The Court emphasized that seniority was to be determined based on the merit position in which individuals were selected for appointment, as specified in Schedule IV(5) of the Regulation 2014. The Court clarified that the Regulation was not retroactive and was aimed at establishing a seniority system irrespective of the appointment date. It observed;

“The Single Judge, by taking into consideration the principle for deciding the seniority as available under Schedule IV(5) wherein the seniority is to be decided by the order of merit position in which they were selected for appointment, came to the conclusion that the seniority was fixed of the appellant keeping her below the respondent no.4, the same has not been faulted with.”

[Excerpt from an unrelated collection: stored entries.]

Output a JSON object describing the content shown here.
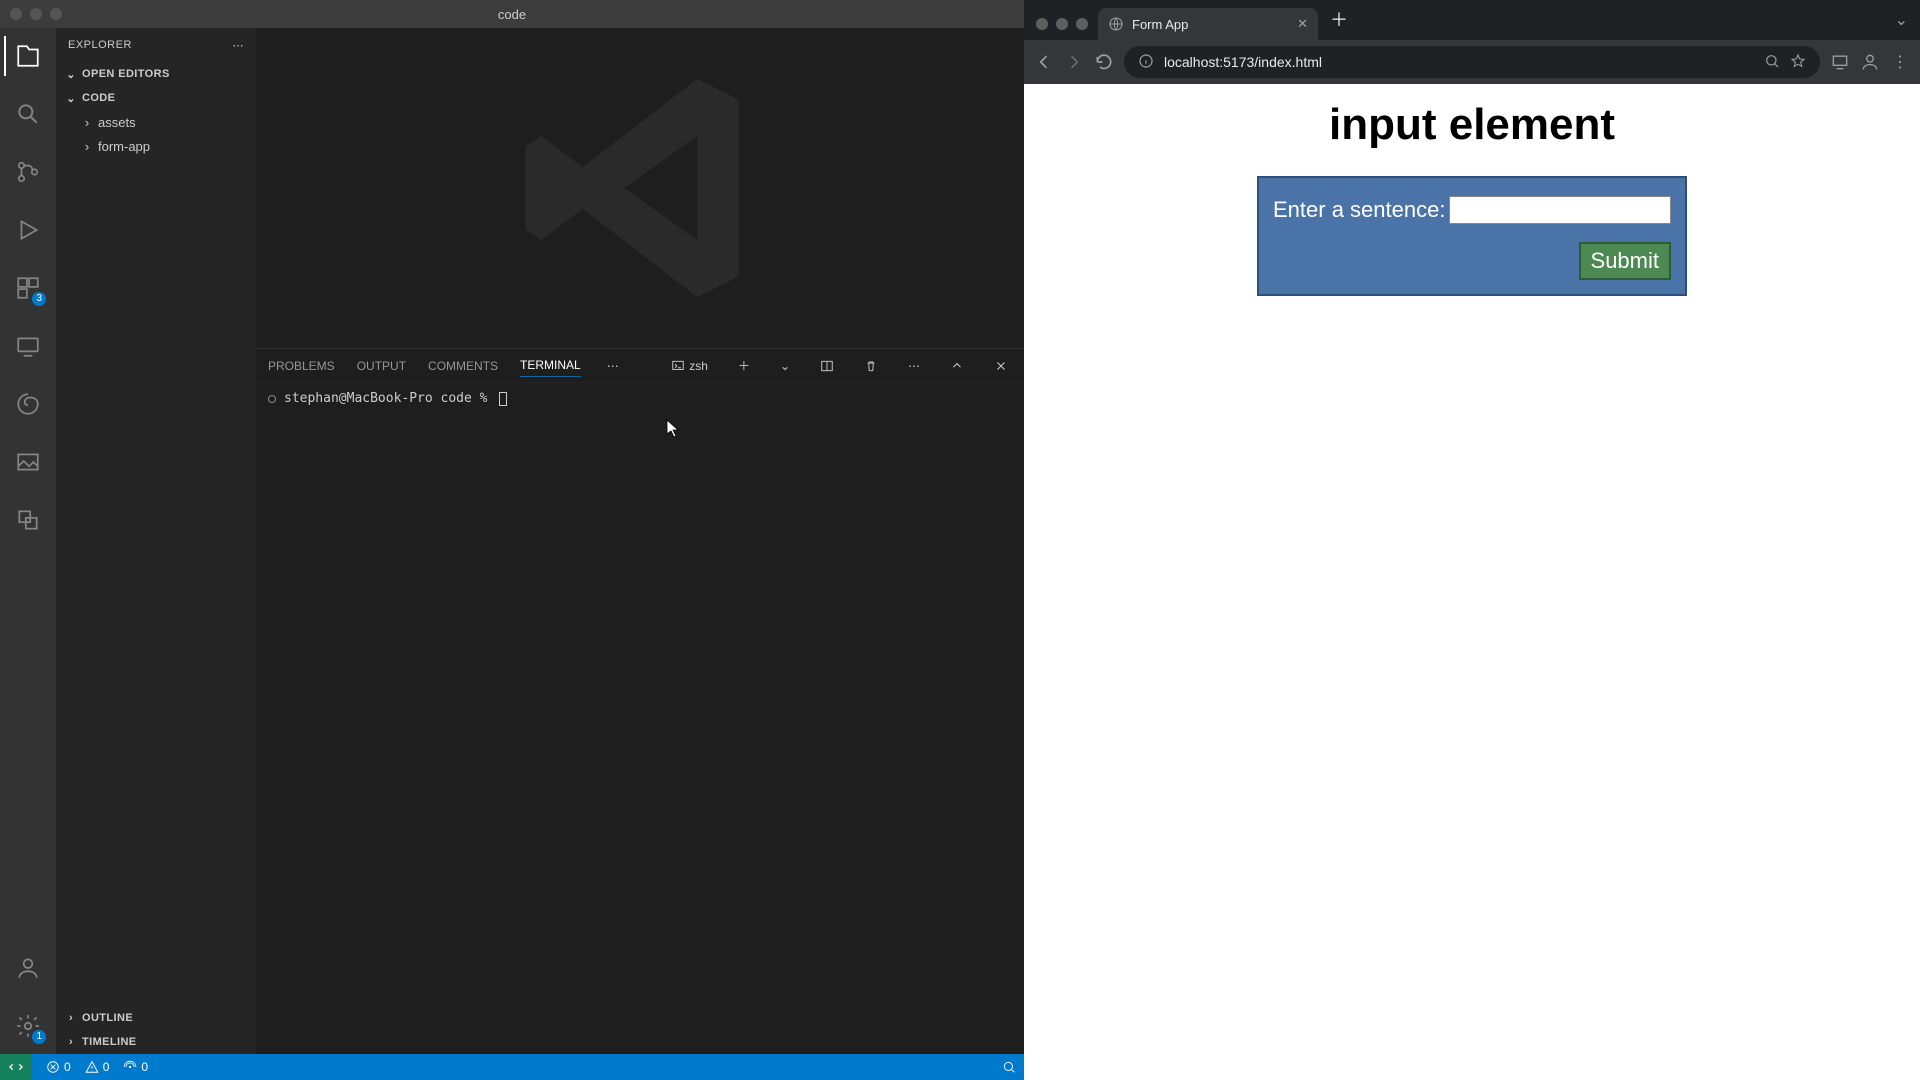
{
  "vscode": {
    "title": "code",
    "explorer": {
      "header": "EXPLORER",
      "sections": {
        "open_editors": "OPEN EDITORS",
        "root": "CODE",
        "outline": "OUTLINE",
        "timeline": "TIMELINE"
      },
      "tree": [
        {
          "name": "assets",
          "type": "folder"
        },
        {
          "name": "form-app",
          "type": "folder"
        }
      ]
    },
    "activity_badge_extensions": "3",
    "activity_badge_settings": "1",
    "panel": {
      "tabs": [
        "PROBLEMS",
        "OUTPUT",
        "COMMENTS",
        "TERMINAL"
      ],
      "active": "TERMINAL",
      "shell": "zsh",
      "prompt": "stephan@MacBook-Pro code % "
    },
    "status": {
      "errors": "0",
      "warnings": "0",
      "ports": "0"
    }
  },
  "browser": {
    "tab_title": "Form App",
    "url": "localhost:5173/index.html"
  },
  "page": {
    "heading": "input element",
    "label": "Enter a sentence:",
    "submit": "Submit"
  }
}
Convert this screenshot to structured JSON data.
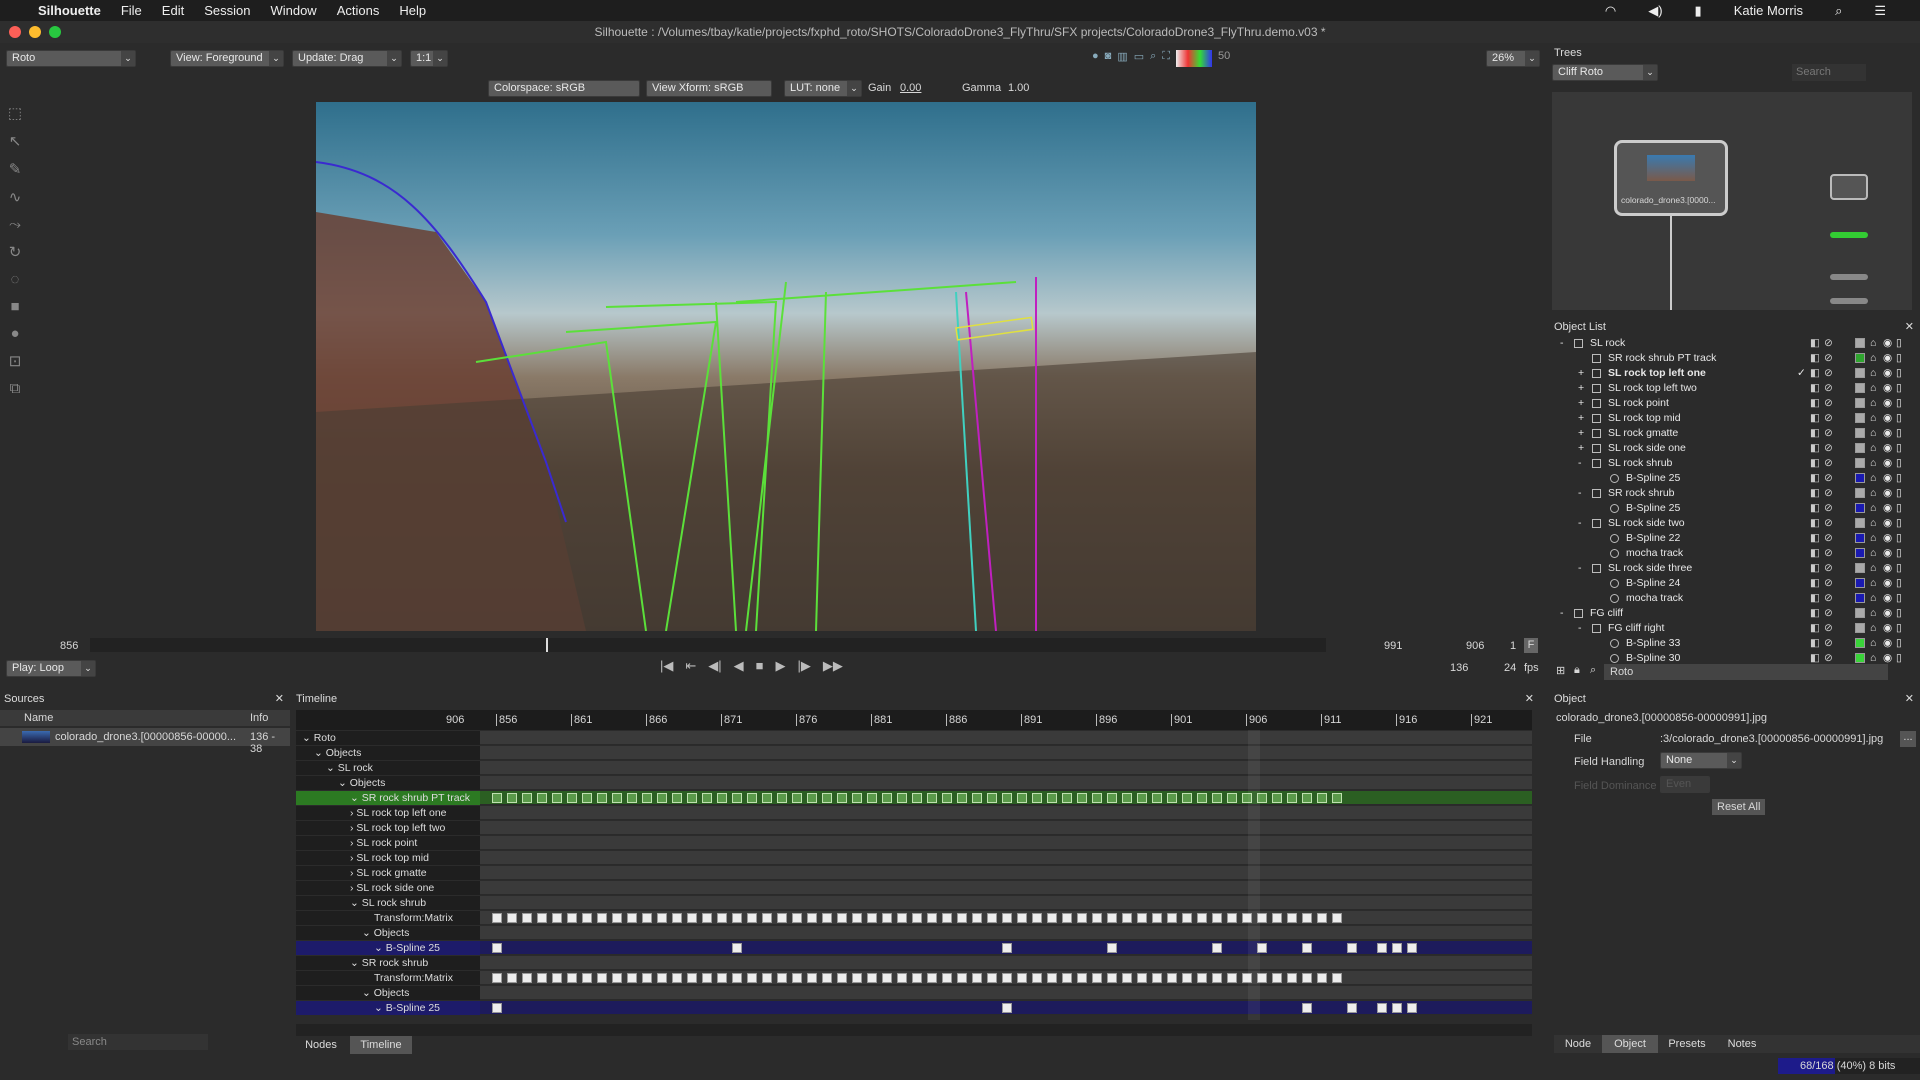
{
  "menubar": {
    "apple": "",
    "app": "Silhouette",
    "items": [
      "File",
      "Edit",
      "Session",
      "Window",
      "Actions",
      "Help"
    ],
    "user": "Katie Morris"
  },
  "window": {
    "title": "Silhouette : /Volumes/tbay/katie/projects/fxphd_roto/SHOTS/ColoradoDrone3_FlyThru/SFX projects/ColoradoDrone3_FlyThru.demo.v03 *"
  },
  "toolbar": {
    "mode": "Roto",
    "view": "View: Foreground",
    "update": "Update: Drag",
    "ratio": "1:1",
    "zoom": "26%",
    "quality": "50",
    "colorspace": "Colorspace: sRGB",
    "view_xform": "View Xform: sRGB",
    "lut": "LUT: none",
    "gain_label": "Gain",
    "gain": "0.00",
    "gamma_label": "Gamma",
    "gamma": "1.00"
  },
  "trees": {
    "title": "Trees",
    "selected": "Cliff Roto",
    "search_placeholder": "Search",
    "node_label": "colorado_drone3.[0000..."
  },
  "transport": {
    "start": "856",
    "end": "991",
    "current": "906",
    "step": "1",
    "f_button": "F",
    "duration": "136",
    "fps": "24",
    "fps_label": "fps",
    "play_mode": "Play: Loop"
  },
  "sources": {
    "title": "Sources",
    "col_name": "Name",
    "col_info": "Info",
    "rows": [
      {
        "name": "colorado_drone3.[00000856-00000...",
        "info": "136 - 38"
      }
    ],
    "search_placeholder": "Search"
  },
  "timeline": {
    "title": "Timeline",
    "current": "906",
    "ticks": [
      "856",
      "861",
      "866",
      "871",
      "876",
      "881",
      "886",
      "891",
      "896",
      "901",
      "906",
      "911",
      "916",
      "921"
    ],
    "rows": [
      {
        "label": "Roto",
        "indent": 0,
        "arrow": "v",
        "type": "plain"
      },
      {
        "label": "Objects",
        "indent": 1,
        "arrow": "v",
        "type": "plain"
      },
      {
        "label": "SL rock",
        "indent": 2,
        "arrow": "v",
        "type": "plain"
      },
      {
        "label": "Objects",
        "indent": 3,
        "arrow": "v",
        "type": "plain"
      },
      {
        "label": "SR rock shrub PT track",
        "indent": 4,
        "arrow": "v",
        "type": "green",
        "keys": "all"
      },
      {
        "label": "SL rock top left one",
        "indent": 4,
        "arrow": ">",
        "type": "plain"
      },
      {
        "label": "SL rock top left two",
        "indent": 4,
        "arrow": ">",
        "type": "plain"
      },
      {
        "label": "SL rock point",
        "indent": 4,
        "arrow": ">",
        "type": "plain"
      },
      {
        "label": "SL rock top mid",
        "indent": 4,
        "arrow": ">",
        "type": "plain"
      },
      {
        "label": "SL rock gmatte",
        "indent": 4,
        "arrow": ">",
        "type": "plain"
      },
      {
        "label": "SL rock side one",
        "indent": 4,
        "arrow": ">",
        "type": "plain"
      },
      {
        "label": "SL rock shrub",
        "indent": 4,
        "arrow": "v",
        "type": "plain"
      },
      {
        "label": "Transform:Matrix",
        "indent": 6,
        "arrow": "",
        "type": "plain",
        "keys": "all"
      },
      {
        "label": "Objects",
        "indent": 5,
        "arrow": "v",
        "type": "plain"
      },
      {
        "label": "B-Spline 25",
        "indent": 6,
        "arrow": "v",
        "type": "blue",
        "keys": [
          856,
          872,
          890,
          897,
          904,
          907,
          910,
          913,
          915,
          916,
          917
        ]
      },
      {
        "label": "SR rock shrub",
        "indent": 4,
        "arrow": "v",
        "type": "plain"
      },
      {
        "label": "Transform:Matrix",
        "indent": 6,
        "arrow": "",
        "type": "plain",
        "keys": "all"
      },
      {
        "label": "Objects",
        "indent": 5,
        "arrow": "v",
        "type": "plain"
      },
      {
        "label": "B-Spline 25",
        "indent": 6,
        "arrow": "v",
        "type": "blue",
        "keys": [
          856,
          890,
          910,
          913,
          915,
          916,
          917
        ]
      }
    ]
  },
  "object_list": {
    "title": "Object List",
    "filter": "Roto",
    "rows": [
      {
        "label": "SL rock",
        "level": 0,
        "exp": "-",
        "color": "#aaaaaa"
      },
      {
        "label": "SR rock shrub PT track",
        "level": 1,
        "exp": "",
        "color": "#2fa52f"
      },
      {
        "label": "SL rock top left one",
        "level": 1,
        "exp": "+",
        "color": "#aaaaaa",
        "bold": true,
        "check": "✓"
      },
      {
        "label": "SL rock top left two",
        "level": 1,
        "exp": "+",
        "color": "#aaaaaa"
      },
      {
        "label": "SL rock point",
        "level": 1,
        "exp": "+",
        "color": "#aaaaaa"
      },
      {
        "label": "SL rock top mid",
        "level": 1,
        "exp": "+",
        "color": "#aaaaaa"
      },
      {
        "label": "SL rock gmatte",
        "level": 1,
        "exp": "+",
        "color": "#aaaaaa"
      },
      {
        "label": "SL rock side one",
        "level": 1,
        "exp": "+",
        "color": "#aaaaaa"
      },
      {
        "label": "SL rock shrub",
        "level": 1,
        "exp": "-",
        "color": "#aaaaaa"
      },
      {
        "label": "B-Spline 25",
        "level": 2,
        "exp": "",
        "color": "#1a1ab0"
      },
      {
        "label": "SR rock shrub",
        "level": 1,
        "exp": "-",
        "color": "#aaaaaa"
      },
      {
        "label": "B-Spline 25",
        "level": 2,
        "exp": "",
        "color": "#1a1ab0"
      },
      {
        "label": "SL rock side two",
        "level": 1,
        "exp": "-",
        "color": "#aaaaaa"
      },
      {
        "label": "B-Spline 22",
        "level": 2,
        "exp": "",
        "color": "#1a1ab0"
      },
      {
        "label": "mocha track",
        "level": 2,
        "exp": "",
        "color": "#1a1ab0"
      },
      {
        "label": "SL rock side three",
        "level": 1,
        "exp": "-",
        "color": "#aaaaaa"
      },
      {
        "label": "B-Spline 24",
        "level": 2,
        "exp": "",
        "color": "#1a1ab0"
      },
      {
        "label": "mocha track",
        "level": 2,
        "exp": "",
        "color": "#1a1ab0"
      },
      {
        "label": "FG cliff",
        "level": 0,
        "exp": "-",
        "color": "#aaaaaa"
      },
      {
        "label": "FG cliff right",
        "level": 1,
        "exp": "-",
        "color": "#aaaaaa"
      },
      {
        "label": "B-Spline 33",
        "level": 2,
        "exp": "",
        "color": "#3ad43a"
      },
      {
        "label": "B-Spline 30",
        "level": 2,
        "exp": "",
        "color": "#3ad43a"
      }
    ]
  },
  "object_panel": {
    "title": "Object",
    "name": "colorado_drone3.[00000856-00000991].jpg",
    "file_label": "File",
    "file": ":3/colorado_drone3.[00000856-00000991].jpg",
    "browse": "...",
    "field_handling_label": "Field Handling",
    "field_handling": "None",
    "field_dominance_label": "Field Dominance",
    "field_dominance": "Even",
    "reset": "Reset All",
    "tabs": [
      "Node",
      "Object",
      "Presets",
      "Notes"
    ]
  },
  "bottom_tabs": [
    "Nodes",
    "Timeline"
  ],
  "status": {
    "cache": "68/168 (40%) 8 bits",
    "cache_fraction": 0.4
  }
}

The Court also considered that the Single Judge had taken into account the marks obtained by both parties, resulting in the preparation of a merit list where respondent no.4 was ranked first, and the appellant, who was also the writ petitioner, was placed second. It noted;

“This Court, after having discussed the factual aspect with the legal position has gone across the order passed by the learned Single Judge wherein the consideration has been given regarding the rule of seniority as available under Regulation, 2014, i.e., Schedule IV(5) and on its consideration, the learned Single Judge has refused to interfere with the decision of fixation of seniority since the appellant in the process of selection has obtained 59.74 marks while the respondent no.4 has obtained 67.4 marks.”

The Court upheld the Single Judge’s decision, which had adhered to the principles outlined in Schedule IV(5) of the Regulation 2014. The appellant’s lower seniority ranking compared to respondent no.4, based on the merit of their selection, was deemed lawful.

Subsequently, the appeal was dismissed.